Grazie a voi, bellissime creature



Disarming as an Expelliarmus

Capitolo 1

An Unhappy, Unexpected Reality.

 

 

“ Dreams are my reality, I like to dream of you close to me 

I dream of loving in the night 

and loving you seems right 

perhaps that's my reality. ”

-Reality 

 

 

 

“ [ … ] É per questo e per altri motivi (che preferisco spiegarti a voce), che il prossimo anno non sarò ad Hogwarts.

Spero tu possa capire, e che tu possa non odiarmi, siccome continui ad essere uno dei miei più cari amici.

 

Un abbraccio forte, in attesa di poterti rivedere presto. Non mangiare troppa pizza in mia assenza!

Tua,

 

Mafalda Isla Rogers ”

 

 

Albus aveva già riletto troppe volte quelle poche righe che concludevano una lettera altrettanto straziante, dal suo punto di vista. Gli era stata consegnata da un gufo un po’ spennacchiato il giorno prima, ma ancora continuava a non riuscire a credere a quello che vi era scritto. Aveva pensato, la prima volta, che si trattasse solamente di uno scherzo, prima di rendersi conto che no, non era tipico dell’amica scherzare in quel modo su questioni tanto importanti.
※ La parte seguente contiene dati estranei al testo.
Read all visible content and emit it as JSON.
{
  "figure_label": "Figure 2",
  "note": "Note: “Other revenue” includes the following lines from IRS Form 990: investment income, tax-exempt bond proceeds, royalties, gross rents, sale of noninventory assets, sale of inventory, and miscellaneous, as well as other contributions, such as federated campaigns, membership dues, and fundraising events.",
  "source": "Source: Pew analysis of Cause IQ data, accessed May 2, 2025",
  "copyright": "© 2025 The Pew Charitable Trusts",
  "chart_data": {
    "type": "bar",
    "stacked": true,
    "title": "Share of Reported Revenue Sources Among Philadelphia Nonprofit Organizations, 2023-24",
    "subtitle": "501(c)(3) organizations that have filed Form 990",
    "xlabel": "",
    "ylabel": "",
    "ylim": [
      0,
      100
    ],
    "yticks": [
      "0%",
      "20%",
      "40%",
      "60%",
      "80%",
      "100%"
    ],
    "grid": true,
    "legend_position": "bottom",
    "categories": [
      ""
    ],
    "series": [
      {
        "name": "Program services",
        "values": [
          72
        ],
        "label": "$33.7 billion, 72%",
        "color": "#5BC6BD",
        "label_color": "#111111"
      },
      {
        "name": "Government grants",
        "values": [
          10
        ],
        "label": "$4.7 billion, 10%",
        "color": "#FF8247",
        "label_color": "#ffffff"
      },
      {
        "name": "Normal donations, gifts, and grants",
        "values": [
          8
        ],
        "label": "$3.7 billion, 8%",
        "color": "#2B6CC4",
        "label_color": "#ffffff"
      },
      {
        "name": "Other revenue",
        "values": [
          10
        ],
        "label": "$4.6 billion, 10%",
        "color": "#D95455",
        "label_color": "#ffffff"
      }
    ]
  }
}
Era stato un vero e proprio colpo al cuore, benché nemmeno una lacrima gli solcò le gote candide; non era suo solito lasciarsi andare in quel modo, era capace di controllarsi e di contenersi fantasticamente.

 

« Lo saprà che continuare a leggere quel pezzo di carta non cambierà assolutamente le cose, vero? »

 

La voce seccata di Dominique proveniva da fuori la porta aperta della stanza, quella in cui il ragazzo aveva dormito per gran parte di quell’estate. L’aveva sentita, l’aveva sentita benissimo, ma non voleva rispondere siccome non sarebbe nemmeno stato capace di trovare le parole. Si limitò a restare sdraiato nel suo letto, sopra alle coperte, i piedi scalzi poggiati sul cuscino.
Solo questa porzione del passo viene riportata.